Wednesday, March 16, 2011

Archive Envy

I knew it would happen. Chris scooped me on my topic of choice for this week (Olive Dickason), and I was about to be reduced to writing about History Television's new Pawnathon Canada (which looks like a kind of a down market Antique Roadshow).

Then I read the most recent post on the Legal History Blog by Dan Ernst, on the Clarence Darrow Digital Archive and Database of the University of Minnesotal Law Library. Which made me fairly green with envy, then made me start thinking it was maybe just a bit Brave New World. This is what Ernst has to say:

The site includes an extraordinary collection of personal letters written by and to Clarence Darrow. These letters include correspondence with Darrow's family members as well as with many other prominent individuals who influenced the development of American law during the first half of the 20th Century. In addition, the site has sections focused on both Darrow's famous and lesser known trials. Incorporated throughout the site is commentary about a wide variety of political and social issues that were of importance to Clarence Darrow professionally and personally. The site contains a rich and unique array of material including trial transcripts, cases, articles, books, photos, and narratives about Clarence Darrow's life and legal career.

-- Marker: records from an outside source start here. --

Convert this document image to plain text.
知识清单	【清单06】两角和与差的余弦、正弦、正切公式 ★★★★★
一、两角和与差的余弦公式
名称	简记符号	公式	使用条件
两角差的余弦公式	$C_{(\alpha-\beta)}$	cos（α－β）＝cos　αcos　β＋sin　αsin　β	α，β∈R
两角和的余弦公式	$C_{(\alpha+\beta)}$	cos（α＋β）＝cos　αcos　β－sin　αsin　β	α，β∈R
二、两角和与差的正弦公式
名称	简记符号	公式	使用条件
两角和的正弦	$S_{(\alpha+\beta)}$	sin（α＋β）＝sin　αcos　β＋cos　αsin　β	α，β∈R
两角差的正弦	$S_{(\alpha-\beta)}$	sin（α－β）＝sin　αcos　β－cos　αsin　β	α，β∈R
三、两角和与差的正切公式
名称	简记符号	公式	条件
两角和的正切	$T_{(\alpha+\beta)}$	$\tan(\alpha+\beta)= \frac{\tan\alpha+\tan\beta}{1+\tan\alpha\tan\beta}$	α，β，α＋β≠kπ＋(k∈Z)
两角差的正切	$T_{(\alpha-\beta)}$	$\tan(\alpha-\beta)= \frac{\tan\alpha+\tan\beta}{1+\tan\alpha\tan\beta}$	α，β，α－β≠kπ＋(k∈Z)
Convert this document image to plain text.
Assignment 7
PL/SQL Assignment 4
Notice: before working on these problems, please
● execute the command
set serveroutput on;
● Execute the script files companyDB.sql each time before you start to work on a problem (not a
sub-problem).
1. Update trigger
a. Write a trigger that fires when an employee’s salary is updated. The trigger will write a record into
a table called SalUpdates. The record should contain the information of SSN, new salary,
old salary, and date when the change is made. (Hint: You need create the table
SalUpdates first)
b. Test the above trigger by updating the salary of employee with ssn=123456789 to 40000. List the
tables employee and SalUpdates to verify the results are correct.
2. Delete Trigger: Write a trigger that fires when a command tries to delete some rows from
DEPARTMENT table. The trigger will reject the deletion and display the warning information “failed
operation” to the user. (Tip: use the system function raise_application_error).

This site provides access to a free, publicly accessible Searchable Database of Darrow Cases. Courtesy of Westlaw from Thomson-Reuters, this database contains all published state and federal cases in which Clarence Darrow or his law firm is listed as counsel for one of the parties. The database also contains all published state and federal cases that quote or refer to Clarence Darrow. This database will be periodically updated.

The detective part of archival research is annoying, time-consuming and often expensive. And who doesn't prefer to read sources on the computer screen to microlm, which always makes me feel sea-sick. But at least you own the parameters of your search, to a certain extent--having picked a political legal topic which crosses jurisdictional time zones, ie the switch from Canada West to Ontario, with the archival consequence that only my later half of my sources are in Toronto, I see the temptation of letting archival policy dictate temporal and geographic limits. But we should never forget that archival policy is in fact policy: collections don't just happen. See for example Valerie Johnson, "Creating History? Confronting the myth of objectivity in the archive" in Archives, Autumn 2007 and  John Scott, A Matter of Record: Documentary Sources in Social Research (Polity Press, 1990), pictured.

And isn't it better that the limits be set by the research question? Not that the historians using the Darrow collection will be corrupted by the temptation to assume that the searching has all been done. But the temptation is there.